WHAT THE DICKENS?
copyright 1999, 2009 Mark Bellis
SIMCOE, SEPT 26, 1997 - Welfare recipients could be saying "God bless us everyone!" for their Christmas dinner if an idea presented to Simcoe town council goes ahead.
"It was just an idea" to have people on social assistance play Dickens characters like Tiny Tim, Scrooge and the Ghost of Christmas Past said Mary Alice Reid, co-ordinator of Ontario Works for the Haldimand-Norfolk region, which includes Simcoe, a town of 14,000 south of Brantford. Ontario Works, better known as "workfare" is a provincial project to provide employment for people on social assistance.
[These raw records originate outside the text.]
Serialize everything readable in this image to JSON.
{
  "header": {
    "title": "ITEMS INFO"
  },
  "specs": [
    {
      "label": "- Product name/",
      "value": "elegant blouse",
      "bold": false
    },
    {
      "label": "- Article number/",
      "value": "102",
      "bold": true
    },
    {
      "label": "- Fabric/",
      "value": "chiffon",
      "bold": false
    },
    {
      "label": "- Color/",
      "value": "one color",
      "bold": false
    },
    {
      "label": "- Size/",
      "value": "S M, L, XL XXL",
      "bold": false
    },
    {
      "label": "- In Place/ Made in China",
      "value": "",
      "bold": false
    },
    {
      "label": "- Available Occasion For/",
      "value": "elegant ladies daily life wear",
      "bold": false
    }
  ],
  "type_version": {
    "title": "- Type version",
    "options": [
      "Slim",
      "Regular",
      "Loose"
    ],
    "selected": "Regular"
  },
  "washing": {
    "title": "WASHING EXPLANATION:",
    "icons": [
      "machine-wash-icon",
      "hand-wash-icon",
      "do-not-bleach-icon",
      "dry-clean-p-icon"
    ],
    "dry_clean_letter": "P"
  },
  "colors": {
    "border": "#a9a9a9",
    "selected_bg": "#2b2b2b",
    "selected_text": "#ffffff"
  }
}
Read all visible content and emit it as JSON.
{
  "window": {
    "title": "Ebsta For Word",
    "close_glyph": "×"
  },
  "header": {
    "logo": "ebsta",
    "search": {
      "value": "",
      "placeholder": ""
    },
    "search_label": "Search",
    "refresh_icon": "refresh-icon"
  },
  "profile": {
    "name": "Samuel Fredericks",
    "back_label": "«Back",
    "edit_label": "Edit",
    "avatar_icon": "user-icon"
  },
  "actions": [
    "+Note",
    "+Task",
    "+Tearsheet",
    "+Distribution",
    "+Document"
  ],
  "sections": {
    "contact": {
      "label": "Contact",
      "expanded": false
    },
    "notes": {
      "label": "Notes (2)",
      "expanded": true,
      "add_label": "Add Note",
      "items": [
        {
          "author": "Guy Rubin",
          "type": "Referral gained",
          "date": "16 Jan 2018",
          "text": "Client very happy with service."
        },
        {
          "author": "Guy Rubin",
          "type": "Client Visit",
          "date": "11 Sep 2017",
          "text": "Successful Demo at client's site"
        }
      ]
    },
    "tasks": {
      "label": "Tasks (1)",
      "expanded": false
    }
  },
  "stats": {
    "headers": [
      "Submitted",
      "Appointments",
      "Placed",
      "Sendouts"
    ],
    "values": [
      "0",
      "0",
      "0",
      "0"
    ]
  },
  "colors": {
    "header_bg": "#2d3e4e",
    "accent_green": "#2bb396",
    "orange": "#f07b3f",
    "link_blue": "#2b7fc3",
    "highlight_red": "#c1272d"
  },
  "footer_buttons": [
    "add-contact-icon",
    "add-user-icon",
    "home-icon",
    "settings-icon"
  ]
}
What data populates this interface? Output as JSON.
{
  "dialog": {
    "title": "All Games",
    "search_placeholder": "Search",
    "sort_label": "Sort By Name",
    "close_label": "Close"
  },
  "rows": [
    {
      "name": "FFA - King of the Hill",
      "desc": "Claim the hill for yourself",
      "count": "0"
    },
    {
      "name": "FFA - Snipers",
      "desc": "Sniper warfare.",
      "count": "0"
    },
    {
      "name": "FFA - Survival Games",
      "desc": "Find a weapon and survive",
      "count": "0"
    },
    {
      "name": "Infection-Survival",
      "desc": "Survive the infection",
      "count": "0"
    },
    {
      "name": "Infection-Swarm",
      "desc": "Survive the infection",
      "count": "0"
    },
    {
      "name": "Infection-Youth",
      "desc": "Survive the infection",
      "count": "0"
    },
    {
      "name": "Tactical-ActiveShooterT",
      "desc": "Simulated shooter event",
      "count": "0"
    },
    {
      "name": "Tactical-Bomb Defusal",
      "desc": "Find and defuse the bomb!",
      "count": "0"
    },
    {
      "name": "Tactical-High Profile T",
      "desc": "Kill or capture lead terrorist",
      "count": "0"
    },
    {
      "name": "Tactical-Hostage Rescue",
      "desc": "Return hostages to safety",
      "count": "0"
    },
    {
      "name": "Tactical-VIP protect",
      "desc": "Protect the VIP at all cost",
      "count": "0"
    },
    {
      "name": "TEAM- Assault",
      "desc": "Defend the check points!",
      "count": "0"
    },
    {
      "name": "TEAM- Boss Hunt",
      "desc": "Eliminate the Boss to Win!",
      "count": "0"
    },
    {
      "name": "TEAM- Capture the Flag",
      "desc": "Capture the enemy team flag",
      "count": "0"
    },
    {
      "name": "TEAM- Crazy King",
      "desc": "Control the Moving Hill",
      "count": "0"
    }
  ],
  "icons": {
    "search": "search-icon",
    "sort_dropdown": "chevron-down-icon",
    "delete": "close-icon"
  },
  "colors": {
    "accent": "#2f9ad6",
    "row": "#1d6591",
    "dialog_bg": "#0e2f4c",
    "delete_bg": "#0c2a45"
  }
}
Reid is at pain to say that the idea, which she presented to town council earlier this month after a brainstorming session with Yvonne DiPietro, manager of the local chamber of commerce, was not to single out welfare recipients, but to have them participate along with other volunteers as characters in period costume from the Victorian novels, which ironically dealt with themes of social inequality and the wretched lives of the poor in 19th century England.
"Hey, why not?" said Randy Pond, co-ordinator of the committee that puts on Simcoe's annual Panorama Christmas festival. "We would kind of like to liven up the town."
Pond said the town puts up 60 displays and 100,000 lights in Wellington Park near downtown, but thinks the Dickens characters could help direct the 60 to 100,000 tourists Panorama attracts to the town, into the park, with features larger than life nursery story characters, like Humpty Dumpty, some of which are animated, as they strolled around downtown. Pond says that his understanding is that the workfare recipients could not fill existing positions with the festival, such as Santa Claus, who Pond says will throw the switch which turns on the displays in the park at the start of Panorama, after fireworks and a children's party, or the position of Pandy Rama, the festival's mascot, which Pond describes as an "overgrown, loveable, squishy - maybe that should be 'huggy' - Panda" since it was Pond's understanding that the workfare project could only create new jobs and not fill those that are already in place. Another drawback Pond noted was that "somebody has to pay 2,000 dollars" for costumes for the characters.
Charles Dickens' best-known story is "A Christmas Carol", which features Ebenezer Scrooge, a miser who despises charity, and Tiny Tim, a handicapped boy, whose father works for Scrooge. Scooge pays Tim's father too little to take the boy to a doctor, but nevertheless, Tim's catchphrase is "God bless us, everyone!".
The festival runs from November 29 to January 1.